Plus généralement, nous espérons étendre notre rayon d'action à travers l'adhésion des TGI du département. Nous avons signé une convention avec celui de Melun et je discute actuellement avec celui de Meaux. Restera à prendre contact avec le TGI de Fontainebleau dans les semaines à venir.
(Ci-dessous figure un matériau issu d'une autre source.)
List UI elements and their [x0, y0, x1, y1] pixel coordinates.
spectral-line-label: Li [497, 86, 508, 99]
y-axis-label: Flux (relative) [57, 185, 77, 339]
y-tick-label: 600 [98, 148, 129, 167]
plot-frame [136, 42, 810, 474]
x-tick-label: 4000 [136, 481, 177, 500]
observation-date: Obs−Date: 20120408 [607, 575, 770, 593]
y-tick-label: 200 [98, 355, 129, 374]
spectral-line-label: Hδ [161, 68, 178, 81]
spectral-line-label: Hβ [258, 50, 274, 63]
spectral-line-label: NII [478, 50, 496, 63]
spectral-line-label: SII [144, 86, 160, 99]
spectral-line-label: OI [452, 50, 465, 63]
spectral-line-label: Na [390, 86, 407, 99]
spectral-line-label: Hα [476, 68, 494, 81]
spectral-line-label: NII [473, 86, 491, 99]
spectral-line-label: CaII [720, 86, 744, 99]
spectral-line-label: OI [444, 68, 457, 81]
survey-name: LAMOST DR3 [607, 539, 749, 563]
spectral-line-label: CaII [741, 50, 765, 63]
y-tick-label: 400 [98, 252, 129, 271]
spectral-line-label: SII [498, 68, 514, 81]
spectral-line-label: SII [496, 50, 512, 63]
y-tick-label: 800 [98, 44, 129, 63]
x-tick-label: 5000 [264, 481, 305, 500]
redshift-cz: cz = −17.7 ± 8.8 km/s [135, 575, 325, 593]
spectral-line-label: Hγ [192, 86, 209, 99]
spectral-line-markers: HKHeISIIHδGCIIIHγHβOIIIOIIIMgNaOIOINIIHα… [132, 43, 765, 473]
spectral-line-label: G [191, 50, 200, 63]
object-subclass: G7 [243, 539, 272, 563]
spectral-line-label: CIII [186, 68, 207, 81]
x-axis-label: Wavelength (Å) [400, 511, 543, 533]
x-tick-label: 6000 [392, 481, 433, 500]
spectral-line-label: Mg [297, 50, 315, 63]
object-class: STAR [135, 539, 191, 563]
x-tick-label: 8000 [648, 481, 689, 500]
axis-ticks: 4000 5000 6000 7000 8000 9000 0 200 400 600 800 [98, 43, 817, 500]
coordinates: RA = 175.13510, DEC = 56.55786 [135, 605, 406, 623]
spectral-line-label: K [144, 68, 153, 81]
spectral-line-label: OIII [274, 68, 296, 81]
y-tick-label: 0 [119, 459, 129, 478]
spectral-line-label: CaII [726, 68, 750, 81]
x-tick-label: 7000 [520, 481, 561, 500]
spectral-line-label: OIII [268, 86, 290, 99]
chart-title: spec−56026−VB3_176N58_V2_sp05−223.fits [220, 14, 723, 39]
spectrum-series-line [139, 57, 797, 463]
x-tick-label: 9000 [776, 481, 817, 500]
Cela nous permettra de toucher d'autres catégories d'entrepreneurs, qui sont plutôt des professions libérales. Enfin, s'agissant du monde agricole, des dispositifs existent déjà, mais ce n'est pas exclu. L'Apesa Seine-et-Marne jouit d'une très bonne réactivité et les soins sont prodigués rapidement au niveau local, ce qui pourrait profiter aussi aux exploitants agricoles.
Quelles sont les structures les plus touchées ?
Il s'agit, dans 80 % des cas, de TPE : plus les sociétés sont structurées, plus elles ont la capacité de surmonter l'épreuve collectivement, contrairement au dirigeant de TPE qui est souvent seul. Les personnes que nous prenons en charge sont âgées de 50 ans en moyenne et il s'agit d'hommes dans 57 % des cas. Plus de la moitié des alertes font suite à une liquidation judiciaire.
Le Conseil départemental vous apporte un soutien régulier ?
Notre ambition finale est de proposer le dispositif à l'échelon départemental,
c'est-à-dire d'apporter une couverture totale, à travers les TGI comme je l'ai évoqué mais aussi les sentinelles qui interviennent plus en amont et que nous devons continuer à mobiliser. Pour financer cet objectif, nous avions besoin d'un apport complémentaire à celui octroyé par nos adhérents statutaires. C'est le Conseil départemental qui est venu l'apporter à travers son agence Seine-et-Marne Attractivité, qui alloue 5 000 euros de subventions à l'Apesa Seine-et-Marne. La somme correspond à la possibilité d'accompagner 15 entrepreneurs durant un an. Cela nous donne également la certitude de pouvoir boucler un exercice, voire de dégager des moyens pour améliorer nos éléments de communication envers les entreprises elles-mêmes.
L'Apesa vient en aide aux entrepreneurs en détresse psychologique

L'Apesa est une association qui a vocation à prévenir le suicide des chefs d'entreprise en situation de défaut. Pour ses animateurs,
« elle est de grande utilité ». Face à une liquidation, qu'on appelait autrefois “faillite”, l'entrepreneur se trouve dans une situation très difficile pour laquelle il ne va généralement pas chercher d'aide auprès de services compétents. Grâce à cette association, avec un délai d'intervention quasi immédiat, les personnes en détresse psychologique importante trouvent une oreille attentive et un soutien par des professionnels spécialement formés. Les Tribunaux de commerce de Melun et de Meaux se sont regroupés dans l'association départementale qui est aujourd'hui à la disposition des chefs d'entreprise de Seine-et-Marne.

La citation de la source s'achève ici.